In realtà si tratta solamente di un’illusione

 

Siamo arrivati? Siamo arrivati? Siamo arrivaaaaati?”: se ogni volta che intraprendete un viaggio fate come Ciuchino in Shrek, sappiate che non siete i soli. A tutti, infatti, i viaggi di andata sembrano sempre più lunghi rispetto a quelli di ritorno. È tutto vero? Certo che no! Se non troviamo traffico lungo il percorso, è chiaramente solo un’illusione. C’è però una spiegazione scientifica a questa sensazione che abbiamo. Tale fenomeno si verifica sia quando partiamo per le vacanze “lunghe”, sia durante i brevi weekend fuori porta. Potrebbe sembrare che il viaggio di ritorno sia più rapido perché ormai sappiamo la strada, ma non è così.

I ricercatori hanno infatti dimostrato che si tratta di un inganno della mente attraverso tre diversi esperimenti condotti in Olanda e negli Stati Uniti. Per la precisione si tratta di quello che viene chiamato “effetto del viaggio di ritorno”, ovvero una sensazione diffusa che fa percepire la strada del ritorno come più breve del 17-22% rispetto a quella dell’andata. Tale percezione errata si verifica anche quando il viaggio di ritorno avviene su un percorso diverso e questo dimostra che il fenomeno non dipende dalla strada che percorriamo.

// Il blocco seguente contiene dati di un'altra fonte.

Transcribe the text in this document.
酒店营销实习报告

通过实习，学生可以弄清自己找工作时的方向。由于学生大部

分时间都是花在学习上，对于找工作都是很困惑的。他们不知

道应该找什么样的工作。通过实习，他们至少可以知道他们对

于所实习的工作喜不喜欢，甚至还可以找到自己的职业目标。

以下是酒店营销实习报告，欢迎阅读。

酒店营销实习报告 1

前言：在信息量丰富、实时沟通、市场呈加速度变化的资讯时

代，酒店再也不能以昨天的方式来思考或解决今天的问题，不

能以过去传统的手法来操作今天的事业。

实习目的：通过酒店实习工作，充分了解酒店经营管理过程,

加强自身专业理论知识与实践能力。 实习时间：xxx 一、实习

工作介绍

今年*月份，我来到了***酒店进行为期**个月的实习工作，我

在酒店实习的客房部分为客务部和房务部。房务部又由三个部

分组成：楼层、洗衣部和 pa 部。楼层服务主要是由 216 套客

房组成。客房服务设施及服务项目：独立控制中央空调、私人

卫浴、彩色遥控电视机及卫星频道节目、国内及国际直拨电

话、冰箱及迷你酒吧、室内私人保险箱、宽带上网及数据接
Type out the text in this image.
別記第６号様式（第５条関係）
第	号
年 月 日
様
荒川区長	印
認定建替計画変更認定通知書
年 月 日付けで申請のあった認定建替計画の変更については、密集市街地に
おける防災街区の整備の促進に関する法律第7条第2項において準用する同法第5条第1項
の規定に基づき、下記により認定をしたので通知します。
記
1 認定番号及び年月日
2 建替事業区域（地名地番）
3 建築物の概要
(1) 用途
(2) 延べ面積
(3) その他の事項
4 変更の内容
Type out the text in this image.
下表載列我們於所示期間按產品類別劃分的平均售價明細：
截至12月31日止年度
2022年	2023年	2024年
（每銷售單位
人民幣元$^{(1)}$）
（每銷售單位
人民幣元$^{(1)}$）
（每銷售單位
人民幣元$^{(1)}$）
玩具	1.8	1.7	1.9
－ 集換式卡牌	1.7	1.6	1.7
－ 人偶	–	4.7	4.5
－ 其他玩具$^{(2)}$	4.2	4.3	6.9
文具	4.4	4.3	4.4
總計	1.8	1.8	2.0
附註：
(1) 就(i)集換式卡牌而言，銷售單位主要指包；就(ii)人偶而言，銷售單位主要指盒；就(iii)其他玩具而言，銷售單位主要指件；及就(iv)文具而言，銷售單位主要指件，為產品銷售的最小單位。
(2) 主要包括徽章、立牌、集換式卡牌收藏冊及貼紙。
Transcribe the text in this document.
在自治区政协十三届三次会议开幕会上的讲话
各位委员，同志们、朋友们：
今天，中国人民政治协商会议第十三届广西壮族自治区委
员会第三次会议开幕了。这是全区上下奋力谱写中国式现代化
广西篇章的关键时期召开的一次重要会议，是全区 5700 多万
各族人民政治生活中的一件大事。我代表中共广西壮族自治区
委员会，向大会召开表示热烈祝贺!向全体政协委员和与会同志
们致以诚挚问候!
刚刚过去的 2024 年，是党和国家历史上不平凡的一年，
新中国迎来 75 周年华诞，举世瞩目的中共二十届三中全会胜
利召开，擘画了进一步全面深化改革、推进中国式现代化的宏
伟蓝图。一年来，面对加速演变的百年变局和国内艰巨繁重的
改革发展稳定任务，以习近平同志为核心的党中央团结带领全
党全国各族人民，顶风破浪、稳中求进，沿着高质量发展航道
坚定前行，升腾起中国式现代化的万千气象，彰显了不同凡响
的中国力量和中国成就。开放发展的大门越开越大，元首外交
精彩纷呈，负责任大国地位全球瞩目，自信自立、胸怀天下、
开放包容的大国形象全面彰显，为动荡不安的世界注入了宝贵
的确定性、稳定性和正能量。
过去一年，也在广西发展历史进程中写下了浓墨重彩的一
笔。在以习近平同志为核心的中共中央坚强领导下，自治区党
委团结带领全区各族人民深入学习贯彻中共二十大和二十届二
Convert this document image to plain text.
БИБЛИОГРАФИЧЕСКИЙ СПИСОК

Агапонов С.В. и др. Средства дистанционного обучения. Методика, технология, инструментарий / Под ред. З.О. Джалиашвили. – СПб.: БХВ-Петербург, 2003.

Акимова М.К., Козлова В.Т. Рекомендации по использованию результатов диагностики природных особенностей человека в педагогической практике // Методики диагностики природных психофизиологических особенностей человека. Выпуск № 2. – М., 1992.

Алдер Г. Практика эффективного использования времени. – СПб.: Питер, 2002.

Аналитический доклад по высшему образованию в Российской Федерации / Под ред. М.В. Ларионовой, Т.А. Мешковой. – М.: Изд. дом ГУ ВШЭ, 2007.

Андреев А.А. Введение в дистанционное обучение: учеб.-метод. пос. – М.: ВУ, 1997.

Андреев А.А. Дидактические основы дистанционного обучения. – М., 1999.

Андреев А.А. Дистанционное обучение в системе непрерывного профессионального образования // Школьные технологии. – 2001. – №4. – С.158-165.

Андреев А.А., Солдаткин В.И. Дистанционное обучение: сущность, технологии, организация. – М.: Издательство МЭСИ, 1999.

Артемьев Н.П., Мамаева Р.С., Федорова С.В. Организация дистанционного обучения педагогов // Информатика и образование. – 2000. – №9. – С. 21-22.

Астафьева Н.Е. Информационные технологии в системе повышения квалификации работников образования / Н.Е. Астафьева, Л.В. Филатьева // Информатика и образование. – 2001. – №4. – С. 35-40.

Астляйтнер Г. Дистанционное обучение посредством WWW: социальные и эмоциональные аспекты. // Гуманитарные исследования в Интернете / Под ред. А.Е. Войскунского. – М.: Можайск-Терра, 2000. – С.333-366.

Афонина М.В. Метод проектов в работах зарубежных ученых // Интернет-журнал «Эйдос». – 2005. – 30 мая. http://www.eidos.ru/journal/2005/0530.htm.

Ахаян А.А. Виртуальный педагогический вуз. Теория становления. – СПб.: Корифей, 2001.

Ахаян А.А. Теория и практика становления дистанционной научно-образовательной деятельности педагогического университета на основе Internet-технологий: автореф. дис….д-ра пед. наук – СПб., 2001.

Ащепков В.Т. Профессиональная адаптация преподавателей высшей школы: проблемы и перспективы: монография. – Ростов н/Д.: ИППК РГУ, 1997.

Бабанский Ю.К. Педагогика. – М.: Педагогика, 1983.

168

Questo fenomeno non si verifica nei pendolari

Perché dunque ci succede questo? Nel corso del viaggio di andata, l’eccitazione di arrivare ci porta a sottovalutare la distanza da percorrere e il tempo sembra allungarsi. Quando invece torniamo, adattiamo le nostre aspettative in base al percorso reale da completare, rendendo le previsioni più realistiche. Tutto ciò non accade ai pendolari, come confermato da diversi esprimenti. Questi hanno infatti confermato che l’effetto si verifica sia nei viaggi in autobus, sia in quelli in bicicletta, sia quando osserviamo video di altre persone in viaggio.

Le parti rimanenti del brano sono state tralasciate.